Within the study, themes and attributes of dark tourism are correlated with key psychological and psychoanalytical concepts including archetype, drive and ritual to support and inform a conceptual framework based on the principles of Transactional Analysis (TA), particularly the concepts of ego states and crossed/complementary transactions, representing a new line of enquiry within the discourse of dark tourism. The application of specific precepts of TA supports a new approach to understanding touristic experience through the identification and analysis of behavioural, verbal and textual transactions (actual and virtual) and the Parent/Adult/Child ego states at play within them. The study models this approach in analyses of transactions observed and/or expressed at the case study site, Auschwitz-Birkenau Memorial and Museum, and in online TripAdvisor reviews, and describes the relevance of these findings to understanding contemporary visitor experience at dark tourism sites.
Responding to perceptions that visitor experience and new media are underrepresented within the extant literature, the research rationale validates a methodology in which ‘real-world’ observations frame the vocabulary and focus of netnographic research into online communities and their expressions of and influence upon tourist experience. In addition to onsite fieldwork, the thesis describes and draws upon rich sources within a contemporary media environment and community. The empirical research methodologies are dynamic and mixed, reflecting the challenges to existing research attitudes arising from the literary review and mirroring concepts of mobility and pluralism in sociological discourse.
The research findings reveal complex visitor responses to the case study site and to their own role within it, speaking to issues of touristic agency. Notably, responses make clear distinctions between the site’s subject matter and management and the different emotional reactions these aspects invoke. Thus, negative criticism detaches from the archetypal/historical and attaches to the institutional aspect of the site, preserving the sacred status of the former and emphasising the secularity of the latter. Transactional Analysis precepts of Parent/Adult/Child (PAC) models, applied to questionnaire and online responses, describe these distinctions as a range of crossed or complementary transactions involving specific ego states and associated emotional and attitudinal qualities. The findings compare the plural, mobile ego states across the visitor experience with the institutional ego state’s singularity and immobility, reflected in its communications and environments. This disparity is expressed as a crossed transaction, frustrating participants and prohibiting ongoing dialogue and transactional development.

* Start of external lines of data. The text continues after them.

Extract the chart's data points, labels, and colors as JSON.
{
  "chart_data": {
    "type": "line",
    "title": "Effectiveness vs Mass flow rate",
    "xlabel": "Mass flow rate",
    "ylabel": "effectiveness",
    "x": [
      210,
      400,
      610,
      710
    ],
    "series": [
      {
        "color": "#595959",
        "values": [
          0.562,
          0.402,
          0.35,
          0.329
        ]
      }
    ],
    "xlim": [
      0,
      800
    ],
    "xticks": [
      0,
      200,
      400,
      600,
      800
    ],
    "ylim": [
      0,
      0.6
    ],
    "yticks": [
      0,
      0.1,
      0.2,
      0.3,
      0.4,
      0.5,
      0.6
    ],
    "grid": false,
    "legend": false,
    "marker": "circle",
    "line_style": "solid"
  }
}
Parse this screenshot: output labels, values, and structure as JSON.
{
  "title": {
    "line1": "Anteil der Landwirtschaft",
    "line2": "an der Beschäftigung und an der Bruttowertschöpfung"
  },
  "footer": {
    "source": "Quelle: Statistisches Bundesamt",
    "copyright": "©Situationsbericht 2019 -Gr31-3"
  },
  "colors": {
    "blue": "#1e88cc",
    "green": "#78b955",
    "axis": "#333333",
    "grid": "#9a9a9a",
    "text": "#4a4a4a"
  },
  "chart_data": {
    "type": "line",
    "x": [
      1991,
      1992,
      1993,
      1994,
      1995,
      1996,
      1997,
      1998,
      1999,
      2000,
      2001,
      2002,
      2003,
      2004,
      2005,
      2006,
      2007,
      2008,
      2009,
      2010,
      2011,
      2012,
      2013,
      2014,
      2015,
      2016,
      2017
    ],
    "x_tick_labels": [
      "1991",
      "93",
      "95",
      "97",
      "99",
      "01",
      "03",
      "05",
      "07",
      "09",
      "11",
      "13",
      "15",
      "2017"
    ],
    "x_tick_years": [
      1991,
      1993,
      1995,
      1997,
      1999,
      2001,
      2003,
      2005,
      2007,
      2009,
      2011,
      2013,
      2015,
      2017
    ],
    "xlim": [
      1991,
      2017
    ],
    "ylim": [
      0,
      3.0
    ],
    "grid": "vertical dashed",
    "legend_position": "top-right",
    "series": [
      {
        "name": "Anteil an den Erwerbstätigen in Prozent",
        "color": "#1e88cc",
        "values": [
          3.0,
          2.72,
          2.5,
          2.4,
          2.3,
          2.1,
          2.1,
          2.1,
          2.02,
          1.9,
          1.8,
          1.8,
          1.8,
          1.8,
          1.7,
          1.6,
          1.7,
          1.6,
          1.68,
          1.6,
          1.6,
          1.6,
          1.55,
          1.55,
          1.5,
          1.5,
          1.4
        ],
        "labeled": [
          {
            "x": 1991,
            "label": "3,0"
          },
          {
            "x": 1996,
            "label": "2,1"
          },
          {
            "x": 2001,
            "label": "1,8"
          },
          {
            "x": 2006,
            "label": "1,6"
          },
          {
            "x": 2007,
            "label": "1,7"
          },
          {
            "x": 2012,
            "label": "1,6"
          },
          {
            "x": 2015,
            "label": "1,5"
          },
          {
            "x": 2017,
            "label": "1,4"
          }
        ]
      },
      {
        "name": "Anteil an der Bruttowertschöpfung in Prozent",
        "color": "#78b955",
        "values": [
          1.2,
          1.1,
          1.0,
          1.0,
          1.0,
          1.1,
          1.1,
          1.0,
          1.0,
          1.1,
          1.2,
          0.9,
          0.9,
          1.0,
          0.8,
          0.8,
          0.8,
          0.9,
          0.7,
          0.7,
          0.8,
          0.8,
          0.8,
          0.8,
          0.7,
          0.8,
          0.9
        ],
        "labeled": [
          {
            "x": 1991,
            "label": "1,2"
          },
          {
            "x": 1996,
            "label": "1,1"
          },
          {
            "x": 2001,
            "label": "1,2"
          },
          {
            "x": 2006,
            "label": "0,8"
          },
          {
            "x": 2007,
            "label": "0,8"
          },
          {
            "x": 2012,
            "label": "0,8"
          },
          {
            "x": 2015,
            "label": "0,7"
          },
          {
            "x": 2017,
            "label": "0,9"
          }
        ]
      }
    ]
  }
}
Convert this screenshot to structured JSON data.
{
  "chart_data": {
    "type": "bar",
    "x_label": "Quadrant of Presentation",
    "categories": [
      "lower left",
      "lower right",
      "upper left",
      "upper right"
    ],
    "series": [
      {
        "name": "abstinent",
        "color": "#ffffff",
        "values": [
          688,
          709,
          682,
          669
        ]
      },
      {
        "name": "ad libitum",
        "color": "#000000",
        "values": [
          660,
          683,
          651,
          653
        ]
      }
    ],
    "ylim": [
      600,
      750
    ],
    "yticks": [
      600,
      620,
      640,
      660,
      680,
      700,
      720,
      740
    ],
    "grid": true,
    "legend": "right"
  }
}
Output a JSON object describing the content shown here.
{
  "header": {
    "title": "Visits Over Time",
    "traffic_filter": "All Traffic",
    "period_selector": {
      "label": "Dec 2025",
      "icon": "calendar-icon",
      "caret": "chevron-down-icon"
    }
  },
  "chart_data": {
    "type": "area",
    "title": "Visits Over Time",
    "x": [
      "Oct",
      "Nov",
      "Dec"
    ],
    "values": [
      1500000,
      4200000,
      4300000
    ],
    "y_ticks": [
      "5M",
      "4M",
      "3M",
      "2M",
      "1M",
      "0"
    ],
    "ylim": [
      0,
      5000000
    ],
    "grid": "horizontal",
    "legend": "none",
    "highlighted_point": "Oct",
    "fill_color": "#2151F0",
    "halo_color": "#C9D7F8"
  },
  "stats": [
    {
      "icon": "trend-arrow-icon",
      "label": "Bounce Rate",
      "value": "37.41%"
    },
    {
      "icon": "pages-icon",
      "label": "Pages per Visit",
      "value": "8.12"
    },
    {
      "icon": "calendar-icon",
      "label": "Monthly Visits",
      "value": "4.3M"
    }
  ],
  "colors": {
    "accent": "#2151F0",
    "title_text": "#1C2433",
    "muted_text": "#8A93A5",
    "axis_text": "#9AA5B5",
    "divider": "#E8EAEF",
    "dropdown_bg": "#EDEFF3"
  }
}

Ultimately, this study appraises dark tourism scholarship to identify, within relevant multidisciplinary discourse, opportunities for its regeneration and re-alignment with contemporary conceptualisation of social behaviours. Utilising original research methodologies and unexpected conceptual devices, the study emphasises the relevance of online communities in understanding touristic experience and its expression. Theorising dark tourism as a continuum of psychologised transactions, this thesis suggests that further development of TA modelling of visitor experience may offer finessed and practical research models that address shortfalls within the existing literature and align its conceptualisation with contemporary social paradigms.